The chat session at the school is one incarnation of a national peer-to-peer mentoring program led by a 23-year-old from Atlanta, Haley Kilpatrick. She has turned a high school revelation and $13,000 of her own cash into a groundbreaking nonprofit group that now reaches 34,000 girls in 43 states and four countries.

The program aims to foster leadership qualities among high school girls at the same time they wield a positive influence on younger, middle school girls.

News reports of the sometimes tragic outcomes of cyberbullying have reinforced the need for answers. Some girls (and boys) live a lonely and unhappy existence in middle school, between the safety of childhood and the freedom of adulthood.

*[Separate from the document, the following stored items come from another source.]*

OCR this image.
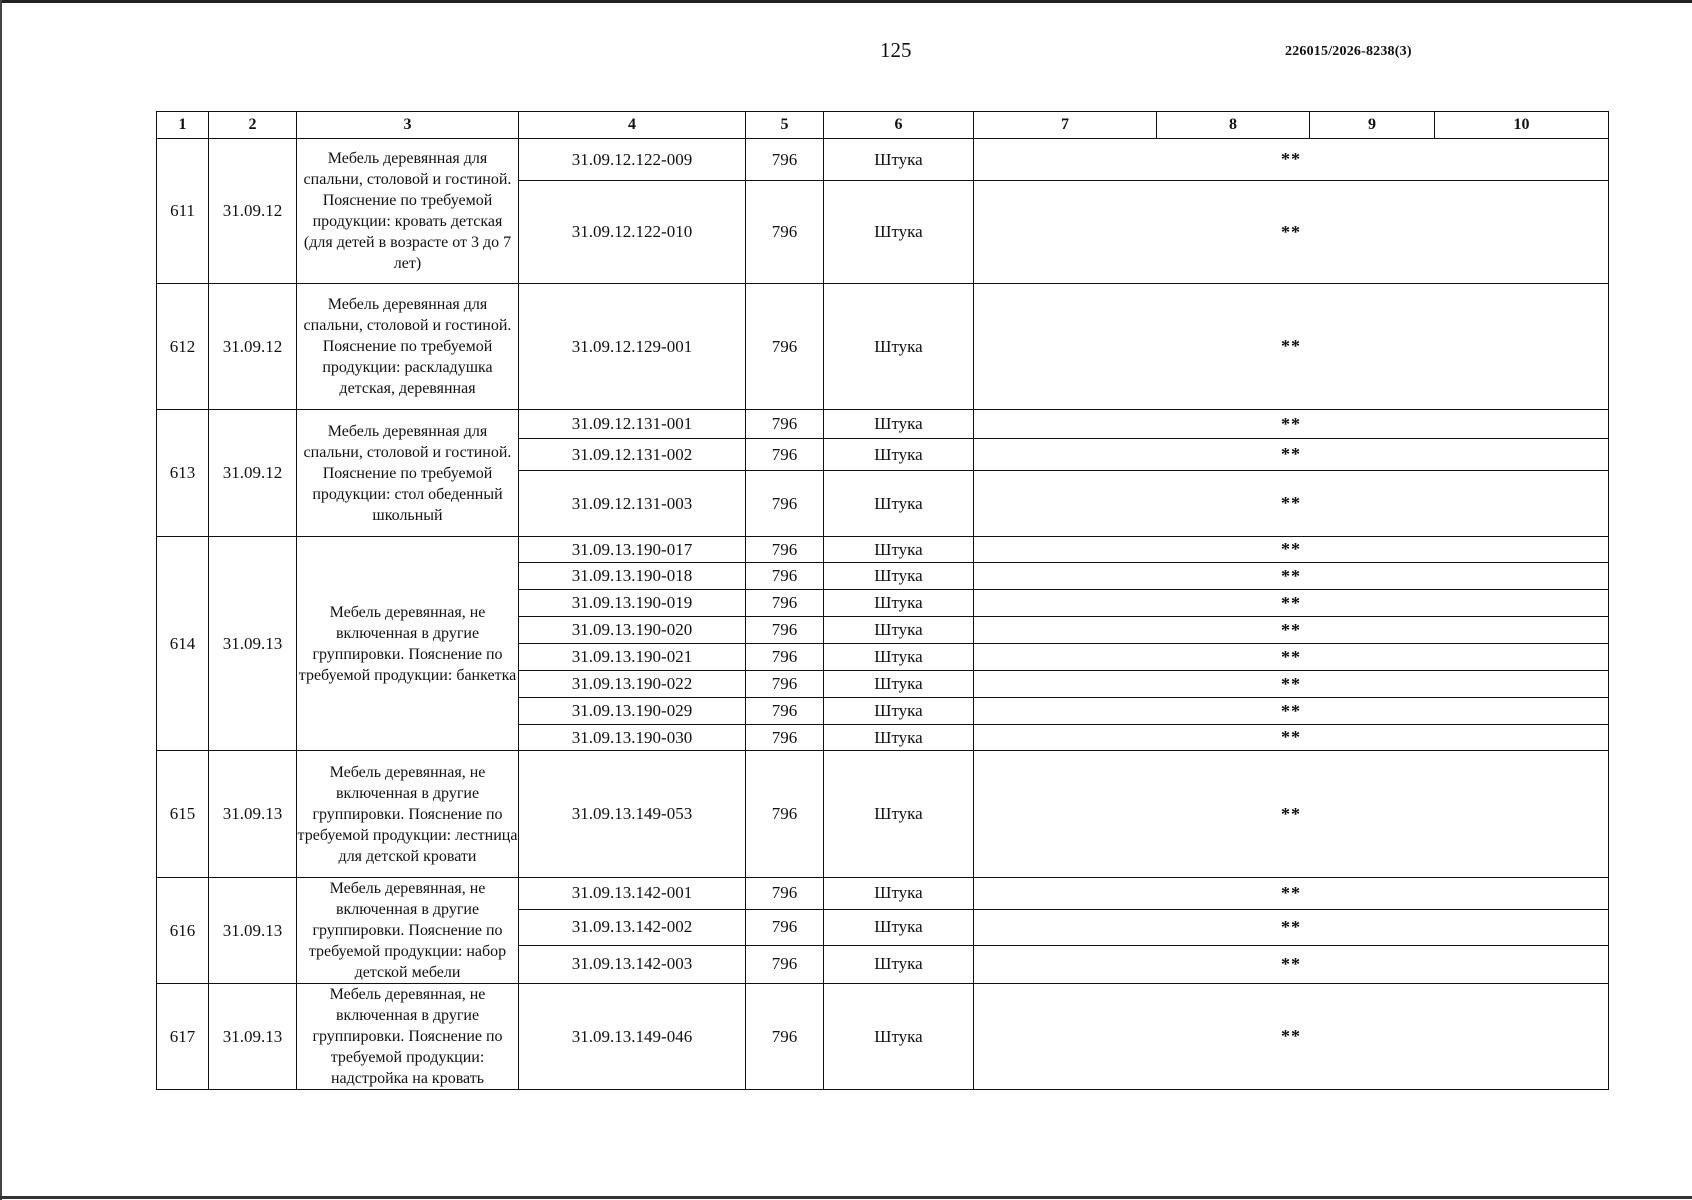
125	226015/2026-8238(3)
1	2	3	4	5	6	7	8	9	10
611	31.09.12	Мебель деревянная для спальни, столовой и гостиной. Пояснение по требуемой продукции: кровать детская (для детей в возрасте от 3 до 7 лет)	31.09.12.122-009	796	Штука	**			
			31.09.12.122-010	796	Штука	**			
612	31.09.12	Мебель деревянная для спальни, столовой и гостиной. Пояснение по требуемой продукции: раскладушка детская, деревянная	31.09.12.129-001	796	Штука	**			
613	31.09.12	Мебель деревянная для спальни, столовой и гостиной. Пояснение по требуемой продукции: стол обеденный школьный	31.09.12.131-001	796	Штука	**			
			31.09.12.131-002	796	Штука	**			
			31.09.12.131-003	796	Штука	**			
614	31.09.13	Мебель деревянная, не включенная в другие группировки. Пояснение по требуемой продукции: банкетка	31.09.13.190-017	796	Штука	**			
			31.09.13.190-018	796	Штука	**			
			31.09.13.190-019	796	Штука	**			
			31.09.13.190-020	796	Штука	**			
			31.09.13.190-021	796	Штука	**			
			31.09.13.190-022	796	Штука	**			
			31.09.13.190-029	796	Штука	**			
			31.09.13.190-030	796	Штука	**			
615	31.09.13	Мебель деревянная, не включенная в другие группировки. Пояснение по требуемой продукции: лестница для детской кровати	31.09.13.149-053	796	Штука	**			
616	31.09.13	Мебель деревянная, не включенная в другие группировки. Пояснение по требуемой продукции: набор детской мебели	31.09.13.142-001	796	Штука	**			
			31.09.13.142-002	796	Штука	**			
			31.09.13.142-003	796	Штука	**			
617	31.09.13	Мебель деревянная, не включенная в другие группировки. Пояснение по требуемой продукции: надстройка на кровать	31.09.13.149-046	796	Штука	**			
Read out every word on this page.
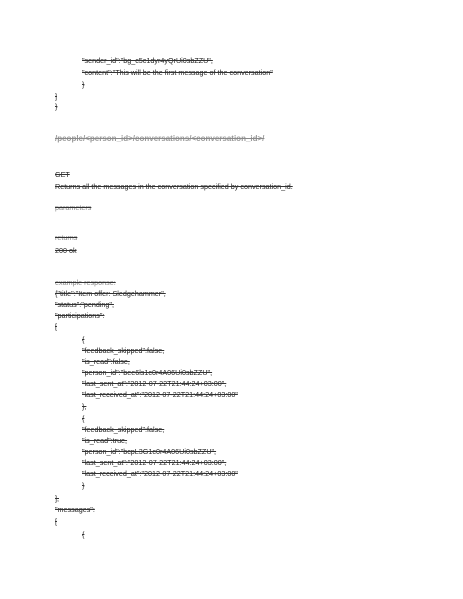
"sender_id":"bg_c5c1dyr4yQrUi0sbZZU",
"content":"This will be the first message of the conversation"
}
]
}
/people/<person_id>/conversations/<conversation_id>/
GET
Returns all the messages in the conversation specified by conversation_id.
parameters
returns
200 ok
example response:
{"title":"Item offer: Sledgehammer",
"status":"pending",
"participations":
[
{
"feedback_skipped":false,
"is_read":false,
"person_id":"bee6ls1c0r4A06Ui0sbZZU",
"last_sent_at":"2012-07-22T21:44:24+03:00",
"last_received_at":"2012-07-22T21:44:24+03:00"
},
{
"feedback_skipped":false,
"is_read":true,
"person_id":"bcpL3G1c0r4A06Ui0sbZZU",
"last_sent_at":"2012-07-22T21:44:24+03:00",
"last_received_at":"2012-07-22T21:44:24+03:00"
}
],
"messages":
[
{
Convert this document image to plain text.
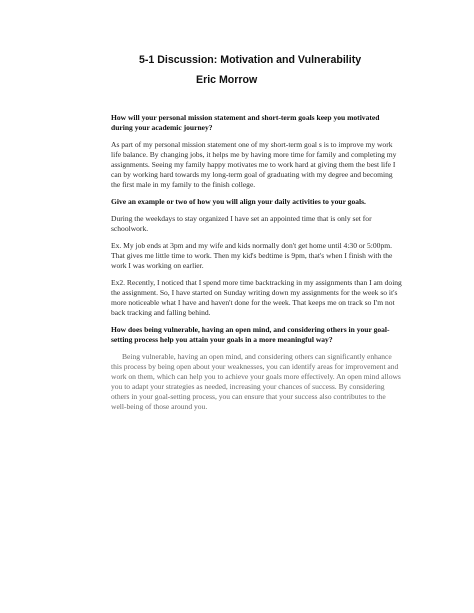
5-1 Discussion: Motivation and Vulnerability
Eric Morrow

How will your personal mission statement and short-term goals keep you motivated during your academic journey?

As part of my personal mission statement one of my short-term goal s is to improve my work life balance. By changing jobs, it helps me by having more time for family and completing my assignments. Seeing my family happy motivates me to work hard at giving them the best life I can by working hard towards my long-term goal of graduating with my degree and becoming the first male in my family to the finish college.

Give an example or two of how you will align your daily activities to your goals.

During the weekdays to stay organized I have set an appointed time that is only set for schoolwork.

Ex. My job ends at 3pm and my wife and kids normally don't get home until 4:30 or 5:00pm. That gives me little time to work. Then my kid's bedtime is 9pm, that's when I finish with the work I was working on earlier.

Ex2. Recently, I noticed that I spend more time backtracking in my assignments than I am doing the assignment. So, I have started on Sunday writing down my assignments for the week so it's more noticeable what I have and haven't done for the week. That keeps me on track so I'm not back tracking and falling behind.

How does being vulnerable, having an open mind, and considering others in your goal-setting process help you attain your goals in a more meaningful way?

Being vulnerable, having an open mind, and considering others can significantly enhance this process by being open about your weaknesses, you can identify areas for improvement and work on them, which can help you to achieve your goals more effectively. An open mind allows you to adapt your strategies as needed, increasing your chances of success. By considering others in your goal-setting process, you can ensure that your success also contributes to the well-being of those around you.
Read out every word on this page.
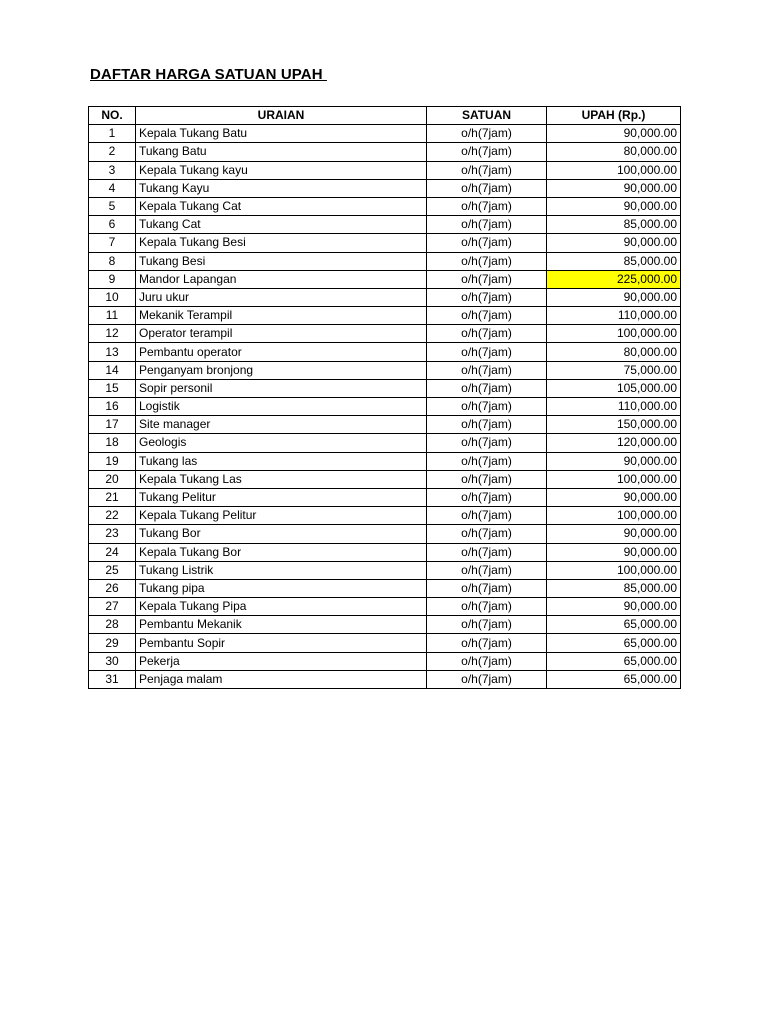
DAFTAR HARGA SATUAN UPAH
NO.	URAIAN	SATUAN	UPAH (Rp.)
1	Kepala Tukang Batu	o/h(7jam)	90,000.00
2	Tukang Batu	o/h(7jam)	80,000.00
3	Kepala Tukang kayu	o/h(7jam)	100,000.00
4	Tukang Kayu	o/h(7jam)	90,000.00
5	Kepala Tukang Cat	o/h(7jam)	90,000.00
6	Tukang Cat	o/h(7jam)	85,000.00
7	Kepala Tukang Besi	o/h(7jam)	90,000.00
8	Tukang Besi	o/h(7jam)	85,000.00
9	Mandor Lapangan	o/h(7jam)	225,000.00
10	Juru ukur	o/h(7jam)	90,000.00
11	Mekanik Terampil	o/h(7jam)	110,000.00
12	Operator terampil	o/h(7jam)	100,000.00
13	Pembantu operator	o/h(7jam)	80,000.00
14	Penganyam bronjong	o/h(7jam)	75,000.00
15	Sopir personil	o/h(7jam)	105,000.00
16	Logistik	o/h(7jam)	110,000.00
17	Site manager	o/h(7jam)	150,000.00
18	Geologis	o/h(7jam)	120,000.00
19	Tukang las	o/h(7jam)	90,000.00
20	Kepala Tukang Las	o/h(7jam)	100,000.00
21	Tukang Pelitur	o/h(7jam)	90,000.00
22	Kepala Tukang Pelitur	o/h(7jam)	100,000.00
23	Tukang Bor	o/h(7jam)	90,000.00
24	Kepala Tukang Bor	o/h(7jam)	90,000.00
25	Tukang Listrik	o/h(7jam)	100,000.00
26	Tukang pipa	o/h(7jam)	85,000.00
27	Kepala Tukang Pipa	o/h(7jam)	90,000.00
28	Pembantu Mekanik	o/h(7jam)	65,000.00
29	Pembantu Sopir	o/h(7jam)	65,000.00
30	Pekerja	o/h(7jam)	65,000.00
31	Penjaga malam	o/h(7jam)	65,000.00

That dynamic became all too clear to Ms. Kilpatrick at age 15, when she was teased and bullied after moving from a public school to the tony Deerfield-Windsor School in Albany, Ga. She started Girl Talk at Deerfield-Windsor in 2002 after watching her younger sister go through many of the same vexations she had faced.

"For middle school girls, everything is an immediate crisis," Kilpatrick says. "So my thought was, if we could help these girls find a meaning and a purpose in middle school, then maybe they wouldn't make bad choices later on."

Since then, Girl Talk has become one of the fastest-growing nonprofits in the country. Girl Talk has received coverage in CosmoGIRL!, Glamour, and Self magazines, and Kilpatrick has appeared on national morning TV shows.

In 2007, Kilpatrick channeled her sense of mission – and, her friends say, her prodigious multitasking skills – into making Girl Talk a full-time nonprofit effort.